Though these materials have been prepared from sources believed to be reliable, the Investment Manager makes no warranties with respect to its accuracy or completeness. Past performance results are not indicative of the future returns of the Short Only Sub-Portfolio. Additionally, investors bear the risk of losing all or a significant portion of their investment when investing in the Short Only Sub-Portfolio. A further detailed description of advisory fees may be obtained by contacting the Investment Manager.
The Short Only Sub-Portfolio consists of securities that vary significantly from those represented in the Value Line Arithmetic Index (VAY or the “VLA Index”), which is an unmanaged index. The VLA Index is an equal weighted index comprised of over 1,600 U.S. exchange traded securities and generally considered to be representative of a large segment of the U.S equities markets. Accordingly, comparing or contrasting the results or characteristics of the Short Only Sub-Portfolio to that of the VLA Index may be of limited use. Index returns include the reinvestment of dividends and interest, and do not reflect the impact of advisory fees. Investors cannot invest directly in the VLA Index.
The S&P 500 Index (SPX) is a well known gauge of stock market movements computed by Standard & Poor's Corporation and determined by the weighted capitalization of a carefully selected list 10 industry sectors. Median capitalization is $6.56 billion while capitalization range is $0.18 billion to $259 billion. The S&P 500 Index is unmanaged, reflects reinvestment of income and dividends and does not reflect the impact of advisory fees. Investors cannot invest directly in the S&P 500 Index.
Rydex S&P Equal Weight Index (RSP) seeks to replicate as closely as possible, before expenses, the performance of the S&P Equal Weight index. The fund uses a passive management strategy, known as “replication” to track the performance of the S&P Equal Weight index. The S&P 500 Equal Weight Index is the equal-weight version of the widely regarded S&P 500 index. The index has the same constituents as the capitalization weighted S&P 500, but each company in the S&P EWI is allocated a fixed weight of 0.20% (20 basis points) at each quarterly rebalancing cycle. Investors cannot invest directly in the S&P 500 EWI.
Federated Prudent Bear A LW (BEAR.LW) is an actively managed open end mutual fund seeking capital appreciation primarily through short sales of domestically traded securities.
The Short S&P 500 Proshares (SH) is an ETF that seeks daily investment results that correspond to the inverse (opposite) of the daily performance of the S&P500 Index. Due to the compounding of daily returns, ProShares' returns over periods other than one day will likely differ in amount and possibly direction from the target return for the same period. Investors should monitor their ProShares holdings consistent with their strategies, as frequently as daily.
The Grizzly Short (GRZZX) is an actively managed short selling mutual fund that utilizes a disciplined, unemotional, quantitative investment approach.
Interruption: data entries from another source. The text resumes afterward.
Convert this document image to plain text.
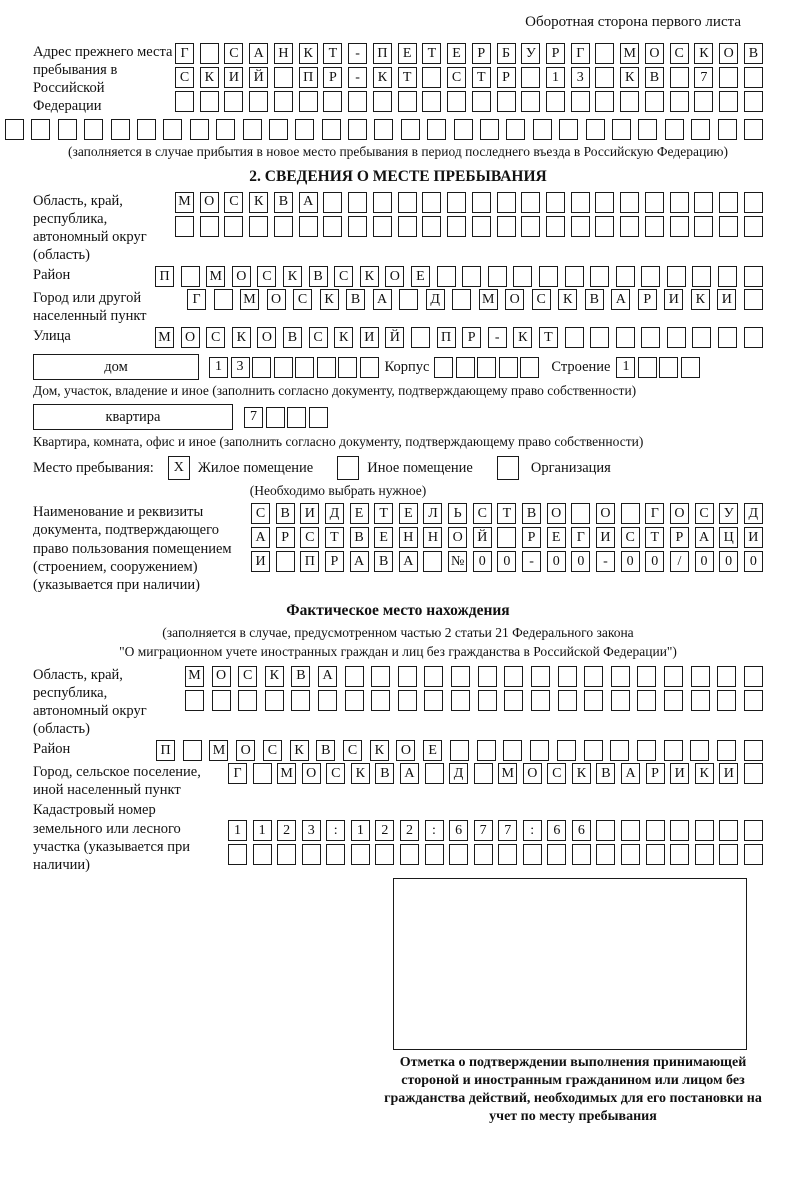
Оборотная сторона первого листа
Адрес прежнего места пребывания в Российской Федерации
Г	С	А	Н	К	Т	-	П	Е	Т	Е	Р	Б	У	Р	Г	М О	С	К	О	В
С	К	И	Й	П	Р	-	К	Т	С	Т	Р	1	3	К	В	7
(заполняется в случае прибытия в новое место пребывания в период последнего въезда в Российскую Федерацию)
2. СВЕДЕНИЯ О МЕСТЕ ПРЕБЫВАНИЯ
Область, край, республика, автономный округ (область)
М О	С	К	В	А
Район	П	М	О	С	К	В	С	К	О	Е
Город или другой населенный пункт
Г	М	О	С	К	В	А	Д	М	О	С	К	В	А	Р	И	К	И
Улица	М	О	С	К	О	В	С	К	И	Й	П	Р	-	К	Т
дом	1	3	Корпус	Строение 1
Дом, участок, владение и иное (заполнить согласно документу, подтверждающему право собственности)
квартира	7
Квартира, комната, офис и иное (заполнить согласно документу, подтверждающему право собственности)
Место пребывания:	X Жилое помещение	Иное помещение	Организация
(Необходимо выбрать нужное)
Наименование и реквизиты документа, подтверждающего право пользования помещением (строением, сооружением) (указывается при наличии)
С	В	И	Д	Е	Т	Е	Л	Ь	С	Т	В	О	О	Г	О	С	У	Д
А	Р	С	Т	В	Е	Н	Н	О	Й	Р	Е	Г	И	С	Т	Р	А	Ц	И
И	П	Р	А	В	А	№	0	0	-	0	0	-	0	0	/	0	0	0
Фактическое место нахождения
(заполняется в случае, предусмотренном частью 2 статьи 21 Федерального закона
"О миграционном учете иностранных граждан и лиц без гражданства в Российской Федерации")
Область, край, республика, автономный округ (область)
М	О	С	К	В	А
Район	П	М	О	С	К	В	С	К	О	Е
Город, сельское поселение, иной населенный пункт
Г	М О	С	К	В	А	Д	М О	С	К	В	А	Р	И	К	И
Кадастровый номер земельного или лесного участка (указывается при наличии)
1	1	2	3	:	1	2	2	:	6	7	7	:	6	6
Отметка о подтверждении выполнения принимающей стороной и иностранным гражданином или лицом без гражданства действий, необходимых для его постановки на учет по месту пребывания
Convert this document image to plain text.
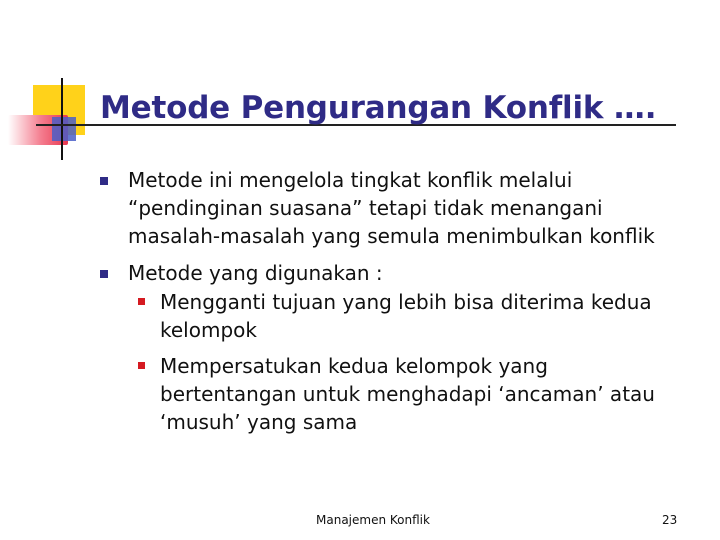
Metode Pengurangan Konflik ….

Metode ini mengelola tingkat konflik melalui “pendinginan suasana” tetapi tidak menangani masalah-masalah yang semula menimbulkan konflik

Metode yang digunakan :

Mengganti tujuan yang lebih bisa diterima kedua kelompok

Mempersatukan kedua kelompok yang bertentangan untuk menghadapi ‘ancaman’ atau ‘musuh’ yang sama

Manajemen Konflik	23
This information, furnished on a confidential basis to the recipient, does not constitute an offer to sell or a solicitation of an offer to buy any security, investment product or investment advisory services. Such offer or solicitation may only be made by means of delivery of a confidential private offering memorandum, investment advisory agreement, or other similar materials which contain a description of material terms relating to such investment. This information is intended exclusively for the use of the person to whom it has been delivered, and it is not to be reproduced or redistributed to any other person.